L'ultimo affondo, però, il sociologo inglese lo riserva a chi nella moderna società non è uno scarto, ma un produttore di reddito ed in quanto tale anche e soprattutto un consumatore. Nel capitolo finale di Vite di scarto dedicato alla “cultura dei rifiuti”, il sociologo analizza la civiltà moderna, una “civiltà dell'eccesso, dell'esubero, dello scarto e dello smaltimento dei rifiuti”.
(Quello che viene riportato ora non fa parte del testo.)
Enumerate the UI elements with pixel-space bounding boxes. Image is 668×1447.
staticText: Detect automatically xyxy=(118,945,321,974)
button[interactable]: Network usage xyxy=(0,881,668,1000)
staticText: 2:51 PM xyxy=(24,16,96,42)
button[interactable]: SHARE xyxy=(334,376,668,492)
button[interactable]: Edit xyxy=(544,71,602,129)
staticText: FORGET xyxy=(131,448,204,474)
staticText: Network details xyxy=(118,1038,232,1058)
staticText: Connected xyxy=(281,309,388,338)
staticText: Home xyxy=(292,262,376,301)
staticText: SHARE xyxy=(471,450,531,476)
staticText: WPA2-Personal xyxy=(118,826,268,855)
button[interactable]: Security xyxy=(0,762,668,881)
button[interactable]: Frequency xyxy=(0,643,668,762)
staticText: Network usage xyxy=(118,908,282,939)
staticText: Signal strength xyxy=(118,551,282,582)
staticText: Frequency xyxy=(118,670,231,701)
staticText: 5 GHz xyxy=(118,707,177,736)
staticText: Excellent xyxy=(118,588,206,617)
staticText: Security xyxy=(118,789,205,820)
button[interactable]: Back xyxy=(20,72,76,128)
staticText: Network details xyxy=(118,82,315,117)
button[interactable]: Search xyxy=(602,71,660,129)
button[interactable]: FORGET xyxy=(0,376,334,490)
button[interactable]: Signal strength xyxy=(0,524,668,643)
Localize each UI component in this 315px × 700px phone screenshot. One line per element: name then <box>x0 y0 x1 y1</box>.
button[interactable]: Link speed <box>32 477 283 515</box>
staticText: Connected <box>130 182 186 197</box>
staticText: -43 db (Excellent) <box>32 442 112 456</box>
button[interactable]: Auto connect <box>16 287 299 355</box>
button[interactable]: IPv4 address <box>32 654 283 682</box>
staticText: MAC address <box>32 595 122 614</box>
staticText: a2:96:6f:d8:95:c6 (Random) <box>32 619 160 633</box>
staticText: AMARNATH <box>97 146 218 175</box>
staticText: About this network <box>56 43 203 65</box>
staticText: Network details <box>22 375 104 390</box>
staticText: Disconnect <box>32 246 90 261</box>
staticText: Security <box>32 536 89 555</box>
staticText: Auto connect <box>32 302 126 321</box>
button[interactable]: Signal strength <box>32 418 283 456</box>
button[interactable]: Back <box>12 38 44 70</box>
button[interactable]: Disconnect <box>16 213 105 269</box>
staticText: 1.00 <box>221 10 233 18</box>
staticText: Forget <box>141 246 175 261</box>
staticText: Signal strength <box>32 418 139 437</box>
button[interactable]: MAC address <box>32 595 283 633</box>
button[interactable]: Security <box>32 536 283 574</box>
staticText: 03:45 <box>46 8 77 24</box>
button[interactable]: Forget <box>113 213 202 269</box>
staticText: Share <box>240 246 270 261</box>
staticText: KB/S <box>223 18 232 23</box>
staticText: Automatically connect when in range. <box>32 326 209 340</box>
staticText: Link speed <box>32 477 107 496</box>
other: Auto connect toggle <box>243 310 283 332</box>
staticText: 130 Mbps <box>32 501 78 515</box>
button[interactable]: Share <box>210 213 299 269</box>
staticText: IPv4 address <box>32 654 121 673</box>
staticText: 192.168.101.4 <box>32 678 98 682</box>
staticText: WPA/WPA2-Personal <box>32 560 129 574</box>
Bauman scopre un nervo centrale della nostra vita, quello relativo ai consumi che altro non sono che il soddisfacimento dei sempre più frenetici desideri di possesso di cui che vengono sempre più rapidamente sostituiti da altri desideri, in un vortice senza fine. Un processo che produce inevitabilmente rifiuti:

“Il ritmo vertiginoso del cambiamento svalorizza tutto ciò che potrebbe essere desiderabile e desiderato oggi, contrassegnandolo fin dall'inizio come lo scarto di domani, mentre il timore di essere scartati che trasuda dall'esperienza del ritmo vorticoso del cambiamento induce i desideri a essere più avidi, e il cambiamento stesso a essere più rapidamente desiderato...”[7].

La convulsa frenesia del desiderio, ci avverte Bauman, è autoreferenziale ed in quanto tale è infinita: si cerca sempre di soddisfare nuovi bisogni. Tutto ciò genera un nuovo concetto di consumo, un concetto non più legato a doppio filo dalla problematica del bisogno, ma semplicemente dal desiderio di appagamento e soddisfazione.

In un’epoca di flessibilizzazione dei rapporti sociali, in cui si sono persi i vincoli di comunità e di solidarietà tra le persone, il rischio che tutti corriamo, sembra dirci il sociologo inglese, è quello di passare il confine e di diventare scarti, rifiuti.

Di sentirci simili ad alieni, insomma. A quel punto non ci resterebbe che prendere un’astronave e trovare un nuovo pianeta in cui ricominciare. Proprio come i tenctoniani di Alien Nation. Peccato che sia solo fantascienza.

Questa declinazione dell’idea di viaggio ci conduce a cogliere un altro senso del nostro tempo: non più il rischio dell’invasione del più forte – l’alieno crudele e invincibile – ma la certezza dello sbarco dei più deboli, degli sconfitti.

Al posto delle cannoniere inglesi del secolo scorso e delle astronavi aliene del futuro, le barcacce, i tir, le zattere del presente.

 


[6] Cfr. Relazione della Commissione De Mistura sui CPT in Italia (31 gennaio 2007) - http://www.cestim.it/argomenti/25cpt/rapportodemistura.pdf?idArticolo=23602

[7] Zygmunt Bauman, Vite di scarto, op. cit.